Akhirnya, secara eksplisit artikel ini menegaskan bahwa “pendidikan termasuk tugas Gereja”. Gereja sangat berperan penting dalam meningkatkan kualitas sumber daya manusia. Gereja menyumbangkan bantuannya, baik secara moril, maupun materil kepada semua bangsa, untuk mendukung penyempurnaan pribadi manusia seutuhnya, dan demi pembangunan dunia sehingga menjadi semakin manusiawi.
Bagaimana kita menyikapi realitas pendidikan di Intan Jaya?
Dalam semangat Gravissimum Educationis, saya ingin menegaskan beberapa hal untuk menjadi perhatian bersama:
Pertama, kepada para pihak yang bertikai, dalam hal ini TPNPB-OPM dan TNI/Polri. Perhatikanlah! Pendidikan di Intan Jaya mati karena konflik bersenjata. Oleh karena itu, kedua pihak harus menahan diri. Atas nama pendidikan dan masa depan anak-anak kita, TPNPB-OPM harus mengurangi pergerakannya dan Pos TNI Raider 300 di Titigi dan Silatuga segera ditarik kembali;
Kedua, kepada pemerintah Kabupaten Intan Jaya dan Provinsi Papua Tengah. Undang-Undang Dasar 1945 secara tegas memberi mandat kepada pemerintah untuk mencerdaskan kehidupan bangsa. Artinya, pemerintah memiliki tanggung jawab untuk memberdayakan para guru, menciptakan akselerasi antara kompetensi dan metode pengajaran, serta sarana-prasarana yang dibutuhkan dalam proses belajar-mengajar.
Dan yang paling penting adalah mengkomunikasikan situasi konflik Intan Jaya kepada pihak-pihak yang berkompeten, agar dicarikan solusi yang tepat;
Ketiga, kepada para pemimpin agama. Tetaplah konsisten mendidik umat Tuhan, baik itu melalui pengajaran dan ibadah di sekolah, maupun melalui peneguhan iman di gereja. Menjadi guru merupakan salah satu dari tiga tugas Kristus yang harus kita tanggung secara konsekuen;
Keempat, kepada para guru dan orang tua murid serta tokoh masyarakat. Guru dan para orang tua murid, anak-anak kita sangat membutuhkan pendampingan dan perhatian dari kita. Seorang anak dapat bertumbuh dengan baik berkat pendampingan dari kita.

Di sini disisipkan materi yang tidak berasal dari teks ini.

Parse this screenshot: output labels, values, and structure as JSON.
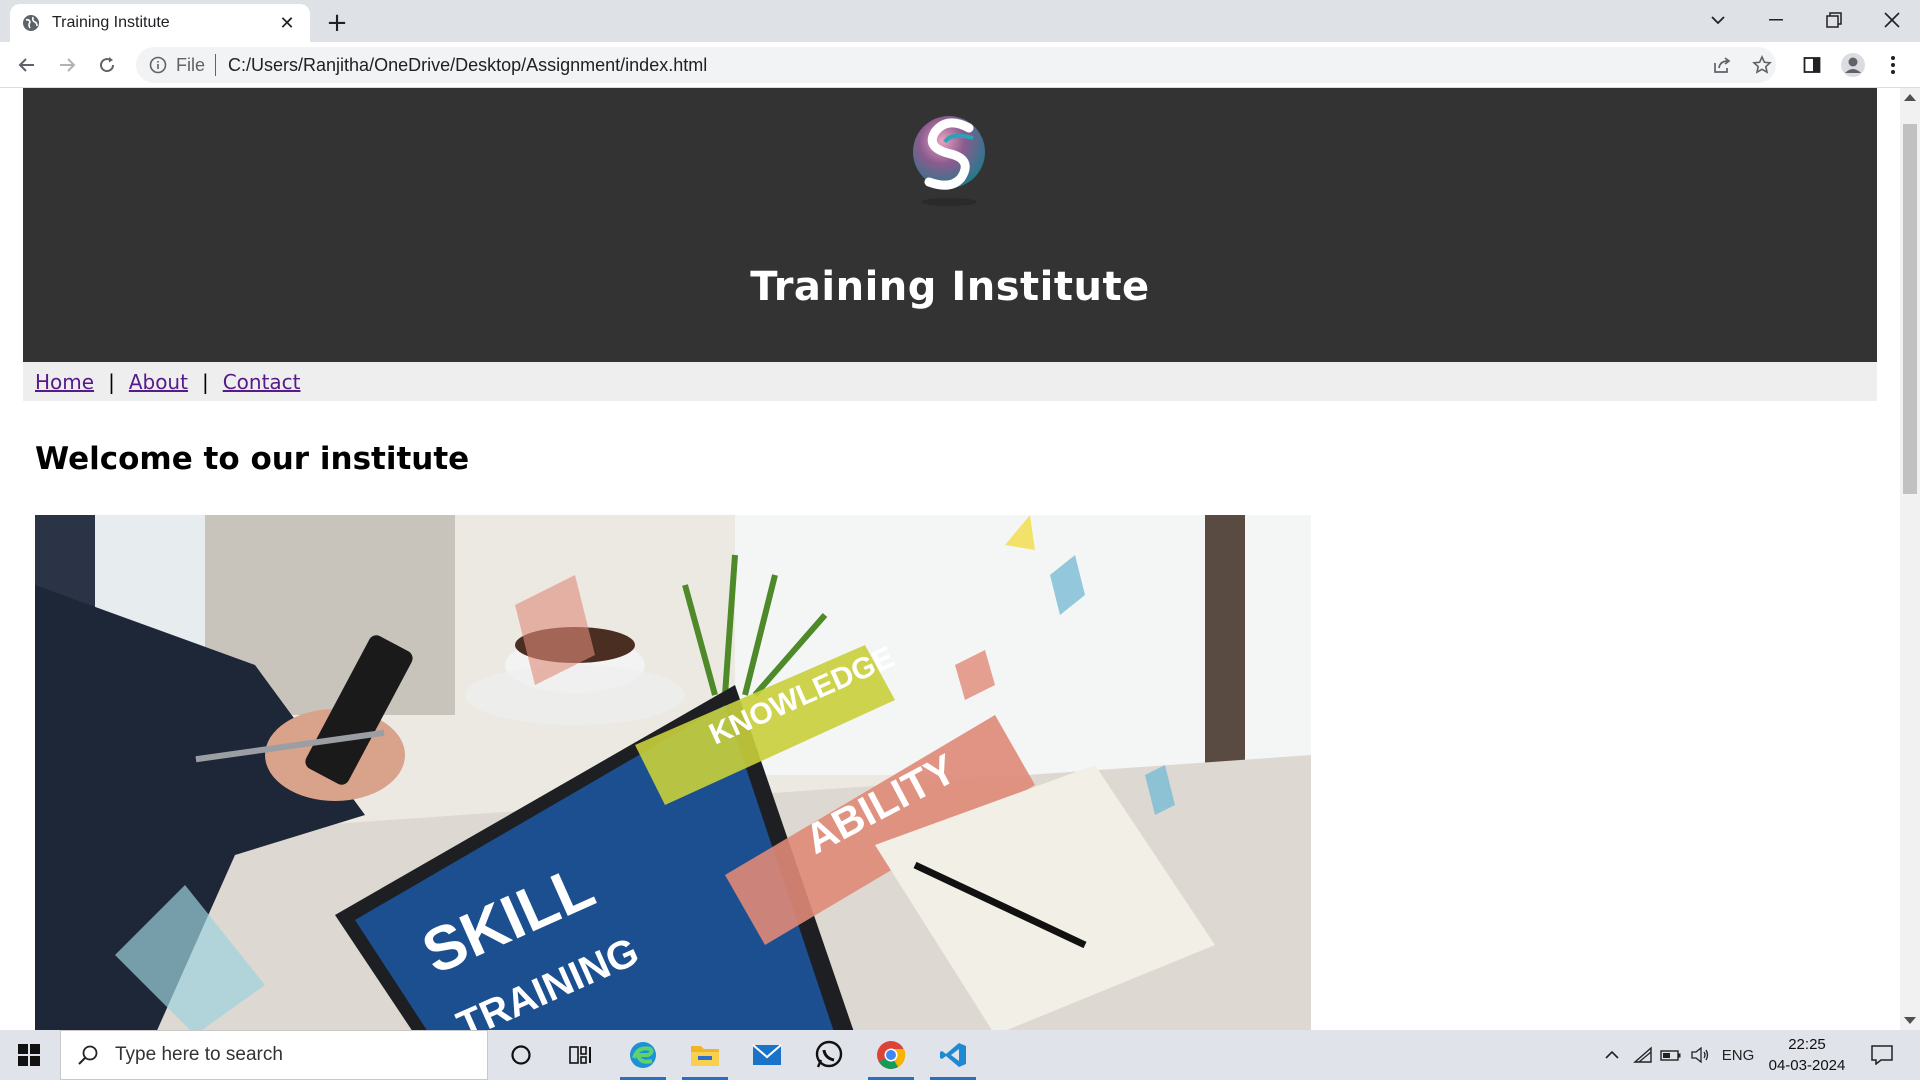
{
  "browser": {
    "tab_title": "Training Institute",
    "url_scheme": "File",
    "url": "C:/Users/Ranjitha/OneDrive/Desktop/Assignment/index.html"
  },
  "page": {
    "site_title": "Training Institute",
    "nav": [
      {
        "label": "Home"
      },
      {
        "label": "About"
      },
      {
        "label": "Contact"
      }
    ],
    "nav_separator": "|",
    "welcome_heading": "Welcome to our institute",
    "hero_words": {
      "skill": "SKILL",
      "knowledge": "KNOWLEDGE",
      "ability": "ABILITY",
      "training": "TRAINING"
    }
  },
  "taskbar": {
    "search_placeholder": "Type here to search",
    "language": "ENG",
    "time": "22:25",
    "date": "04-03-2024"
  },
  "colors": {
    "header_bg": "#333333",
    "nav_bg": "#eeeeee",
    "link": "#551a8b",
    "taskbar_bg": "#e1e3ea"
  }
}
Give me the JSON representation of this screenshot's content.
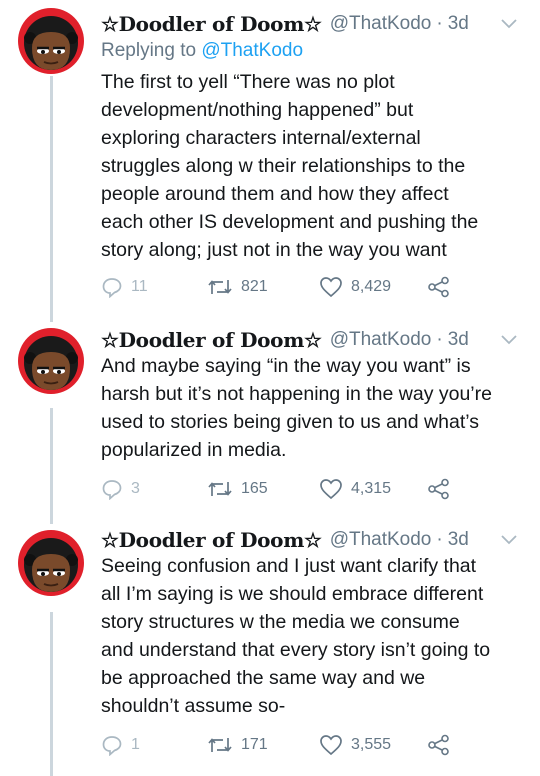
{
  "tweets": [
    {
      "display_name": "☆Doodler of Doom☆",
      "handle": "@ThatKodo",
      "separator": "·",
      "time": "3d",
      "replying_label": "Replying to",
      "replying_handle": "@ThatKodo",
      "lines": [
        "The first to yell “There was no plot",
        "development/nothing happened” but",
        "exploring characters internal/external",
        "struggles along w their relationships to the",
        "people around them and how they affect",
        "each other IS development and pushing the",
        "story along; just not in the way you want"
      ],
      "replies": "11",
      "retweets": "821",
      "likes": "8,429"
    },
    {
      "display_name": "☆Doodler of Doom☆",
      "handle": "@ThatKodo",
      "separator": "·",
      "time": "3d",
      "lines": [
        "And maybe saying “in the way you want” is",
        "harsh but it’s not happening in the way you’re",
        "used to stories being given to us and what’s",
        "popularized in media."
      ],
      "replies": "3",
      "retweets": "165",
      "likes": "4,315"
    },
    {
      "display_name": "☆Doodler of Doom☆",
      "handle": "@ThatKodo",
      "separator": "·",
      "time": "3d",
      "lines": [
        "Seeing confusion and I just want clarify that",
        "all I’m saying is we should embrace different",
        "story structures w the media we consume",
        "and understand that every story isn’t going to",
        "be approached the same way and we",
        "shouldn’t assume so-"
      ],
      "replies": "1",
      "retweets": "171",
      "likes": "3,555"
    }
  ],
  "colors": {
    "text": "#14171a",
    "secondary": "#657786",
    "link": "#1da1f2",
    "thread_line": "#ccd6dd",
    "avatar_ring": "#e0202b"
  }
}
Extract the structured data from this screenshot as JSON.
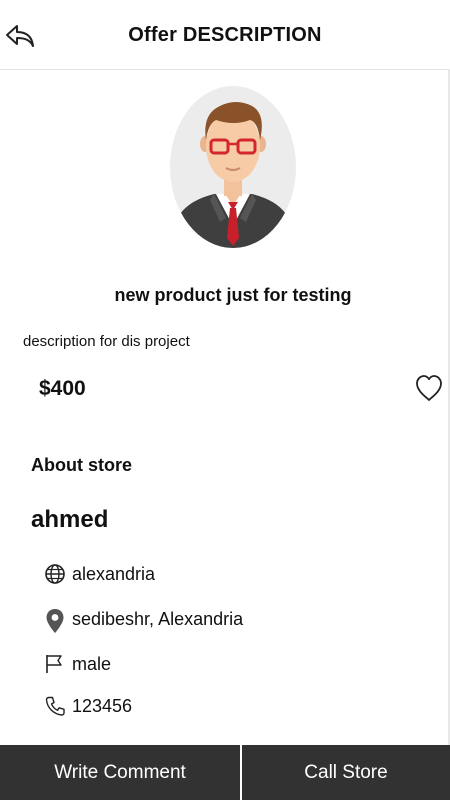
{
  "header": {
    "title": "Offer DESCRIPTION",
    "back_icon": "back-arrow-icon"
  },
  "offer": {
    "name": "new product just for testing",
    "description": "description for dis project",
    "price": "$400",
    "avatar_icon": "person-avatar",
    "favorite_icon": "heart-outline-icon"
  },
  "store": {
    "section_label": "About store",
    "name": "ahmed",
    "details": [
      {
        "icon": "globe-icon",
        "text": "alexandria"
      },
      {
        "icon": "location-pin-icon",
        "text": "sedibeshr, Alexandria"
      },
      {
        "icon": "flag-icon",
        "text": "male"
      },
      {
        "icon": "phone-icon",
        "text": "123456"
      }
    ]
  },
  "actions": {
    "write_comment": "Write Comment",
    "call_store": "Call Store"
  },
  "colors": {
    "bottom_bar": "#323232",
    "tie": "#c8202a",
    "glasses": "#d4262e"
  }
}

Marilah kita bersama-sama mendampingi mereka dengan penuh cinta.
Dan yang terakhir, untuk para tokoh masyarakat, peran Anda sekalian sangat dibutuhkan, demi menciptakan keamanan dan ketertiban umum. Tetaplah menjadi garam dan terang bagi masyarakat Anda. (*)
* Penulis adalah Pastor Paroki Santo Fransiskus Xaverius Titigi, Intan Jaya, Dekenat Moni – Puncak Jaya, Keuskupan Timika, Provinsi Papua Tengah

Untuk melihat lebih banyak content JUBI TV, click here!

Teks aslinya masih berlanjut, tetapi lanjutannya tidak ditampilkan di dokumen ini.